Posteingangsbearbeitung

Kurz und Bündig

Ziel war die Konzeption eines einheitlichen Eingangsmanagementprozesses für alle ERGO-Gesellschaften, der die Vorteile der bestehenden Prozesse bündelt und weitere Rationalisierungspotentiale erschließt.

Besondere Aspekte für die Konzeption des Prozesses waren Einheitlichkeit, Wirtschaftlichkeit, Flexibilität, Sicherheit und Messbarkeit der Qualität. Der Sollprozess durfte in Bezug auf Wirtschaftlichkeit und Effizienz nicht schlechter sein als die derzeitigen Prozesse in den Gesellschaften.
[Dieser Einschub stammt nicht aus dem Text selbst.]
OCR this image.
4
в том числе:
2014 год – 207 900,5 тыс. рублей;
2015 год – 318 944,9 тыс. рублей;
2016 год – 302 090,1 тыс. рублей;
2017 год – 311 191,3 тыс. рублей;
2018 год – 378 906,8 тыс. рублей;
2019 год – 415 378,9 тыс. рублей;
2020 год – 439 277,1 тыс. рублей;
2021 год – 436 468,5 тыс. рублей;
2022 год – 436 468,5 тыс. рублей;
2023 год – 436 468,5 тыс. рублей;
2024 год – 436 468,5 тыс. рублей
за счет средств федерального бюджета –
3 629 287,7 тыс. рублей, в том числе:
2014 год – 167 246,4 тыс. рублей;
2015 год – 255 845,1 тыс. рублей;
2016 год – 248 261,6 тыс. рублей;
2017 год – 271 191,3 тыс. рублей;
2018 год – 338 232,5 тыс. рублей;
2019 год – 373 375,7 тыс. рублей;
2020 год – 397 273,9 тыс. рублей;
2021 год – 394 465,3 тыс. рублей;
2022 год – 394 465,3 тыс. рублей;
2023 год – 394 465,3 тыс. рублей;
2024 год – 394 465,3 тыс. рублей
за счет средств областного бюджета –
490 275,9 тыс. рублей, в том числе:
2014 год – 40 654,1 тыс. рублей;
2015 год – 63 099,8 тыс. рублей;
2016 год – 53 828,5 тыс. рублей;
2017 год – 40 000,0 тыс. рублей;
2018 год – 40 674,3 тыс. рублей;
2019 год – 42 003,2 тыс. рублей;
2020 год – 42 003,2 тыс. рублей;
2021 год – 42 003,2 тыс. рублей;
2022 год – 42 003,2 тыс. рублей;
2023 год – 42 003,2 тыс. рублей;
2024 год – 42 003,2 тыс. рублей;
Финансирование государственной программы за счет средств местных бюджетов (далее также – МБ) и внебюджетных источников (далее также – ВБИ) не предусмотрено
Im ersten Schritt wurde eine Bestandsaufnahme der Eingangsmanagementprozesse der DKV und der Hamburg-Mannheimer durchgeführt. Hierfür wurden die Prozesse, Dokumente und Geschäftsvorfälle untersucht.

Die Informationsgewinnung geschah durch Unterlagen der jeweiligen Abteilungen, Vor-Ort-Termine in den Abteilungen, Kurzinterviews mit verschiedenen Mitarbeitern und regelmäßige Abstimmrunden im Projektteam.

Im Anschluss an die Bestandsaufnahme wurden die ermittelten Informationen untersucht. Diese Untersuchung hatte zum Ziel die Anforderungen von DKV und HM herauszuarbeiten, fehlende Kennzahlen für die Zielsetzung des Sollprozesses zu ermitteln und Schwachstellen zu analysieren, um sie im Sollprozess zu vermeiden.

Aus allen vorliegenden Informationen wurden vom Projektteam drei Sollprozessvarianten definiert und bewertet.

Daraus resultierte der eigentliche Zielprozess, der genauer spezifiziert und zur Bestätigung mit den bestehenden Prozessen der DKV und der HM verglichen wurde.

Zusätzlich wurde die Verträglichkeit des Prozesses mit den Anforderungen der VICTORIA und der D.A.S. geprüft.